Blurb:
It seems like mutual good luck for Abigail Taylor and Dara MacLeod when they meet at St. Andrews University and, despite their differences, become fast friends. Years later they remain an unlikely pair. Abigail, an actress who confidently uses her charms both on- and offstage, believes herself immune to love. Dara, a counselor, is convinced that everyone is inescapably marked by childhood; she throws herself into romantic relationships with frightening intensity. Yet now each seems to have found "true love"—another stroke of luck?—Abigail with her academic boyfriend, Sean, and Dara with a tall, dark violinist named Edward, who literally falls at her feet.

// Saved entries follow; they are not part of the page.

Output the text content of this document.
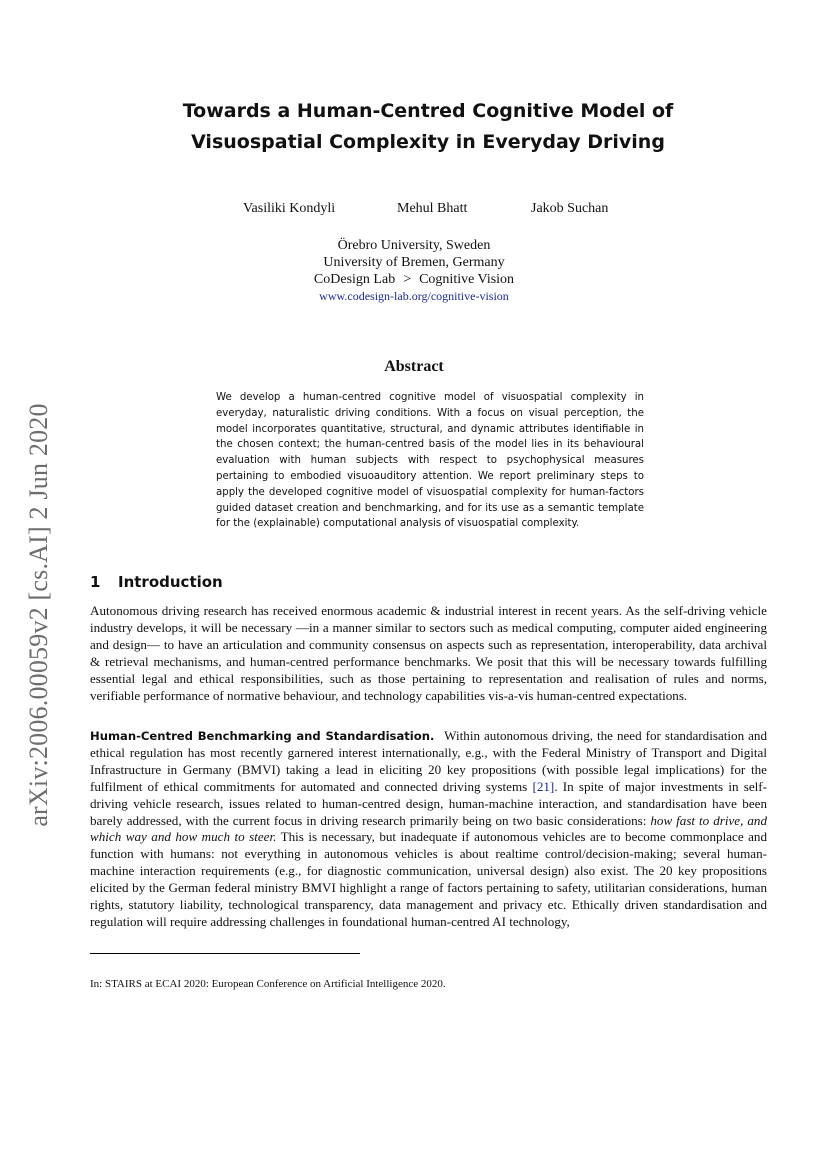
arXiv:2006.00059v2 [cs.AI] 2 Jun 2020
Towards a Human-Centred Cognitive Model of
Visuospatial Complexity in Everyday Driving
Vasiliki Kondyli	Mehul Bhatt	Jakob Suchan
Örebro University, Sweden
University of Bremen, Germany
CoDesign Lab > Cognitive Vision
www.codesign-lab.org/cognitive-vision
Abstract
We develop a human-centred cognitive model of visuospatial complexity in everyday, naturalistic driving conditions. With a focus on visual perception, the model incorporates quantitative, structural, and dynamic attributes identifiable in the chosen context; the human-centred basis of the model lies in its behavioural evaluation with human subjects with respect to psychophysical measures pertaining to embodied visuoauditory attention. We report preliminary steps to apply the developed cognitive model of visuospatial complexity for human-factors guided dataset creation and benchmarking, and for its use as a semantic template for the (explainable) computational analysis of visuospatial complexity.
1 Introduction
Autonomous driving research has received enormous academic & industrial interest in recent years. As the self-driving vehicle industry develops, it will be necessary —in a manner similar to sectors such as medical computing, computer aided engineering and design— to have an articulation and community consensus on aspects such as representation, interoperability, data archival & retrieval mechanisms, and human-centred performance benchmarks. We posit that this will be necessary towards fulfilling essential legal and ethical responsibilities, such as those pertaining to representation and realisation of rules and norms, verifiable performance of normative behaviour, and technology capabilities vis-a-vis human-centred expectations.
Human-Centred Benchmarking and Standardisation. Within autonomous driving, the need for standardisation and ethical regulation has most recently garnered interest internationally, e.g., with the Federal Ministry of Transport and Digital Infrastructure in Germany (BMVI) taking a lead in eliciting 20 key propositions (with possible legal implications) for the fulfilment of ethical commitments for automated and connected driving systems [21]. In spite of major investments in self-driving vehicle research, issues related to human-centred design, human-machine interaction, and standardisation have been barely addressed, with the current focus in driving research primarily being on two basic considerations: how fast to drive, and which way and how much to steer. This is necessary, but inadequate if autonomous vehicles are to become commonplace and function with humans: not everything in autonomous vehicles is about realtime control/decision-making; several human-machine interaction requirements (e.g., for diagnostic communication, universal design) also exist. The 20 key propositions elicited by the German federal ministry BMVI highlight a range of factors pertaining to safety, utilitarian considerations, human rights, statutory liability, technological transparency, data management and privacy etc. Ethically driven standardisation and regulation will require addressing challenges in foundational human-centred AI technology,
In: STAIRS at ECAI 2020: European Conference on Artificial Intelligence 2020.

But soon after Dara moves into Abigail's downstairs apartment, trouble threatens both relationships, and their friendship.
For Abigail it comes in the form of an anonymous letter to Sean claiming that she's been unfaithful; for Dara, a reconciliation with her distant father, Cameron, who left the family when Dara was ten, reawakens complicated feelings. Through four ingeniously interlocking narratives—Sean's, Cameron's, Dara's, and Abigail's—we gradually understand how these characters' lives are shaped by both chance and determination. Whatever the source, there is no mistaking the tragedy that strikes the house on Fortune Street.
"Everyone," claims Abigail, "has a book or a writer who's the key to their life." As this statement reverberates through each of the narratives, Margot Livesey skillfully reveals how luck—good and bad—plays a vital role in our lives, and how the search for truth can prove a dangerous undertaking. Written with her characteristic elegance and wit,
The House on Fortune Street offers a surprisingly provocative detective story of the heart.
My Review:
I wish I could give this a 2/5 because I'm completely stuck on the fence on this one. I didn't hate it enough to give it 1 or 2 stars, but I also didn't like it enough to give it 4 and certainly not 5 stars. The story was a bit bland. The writing wasn't horrible. The characters, however were! Okay, I exaggerate just a bit, but I found them so irritating! It was mostly the females that annoyed me. The story is suppose to be about how four people tell their own story of certain events in their pasts that influence how they live in the future. I found it so asinine, though because none of them had any devastating issues. Basically, the whole story reminded me of someone going to the ER for a paper-cut.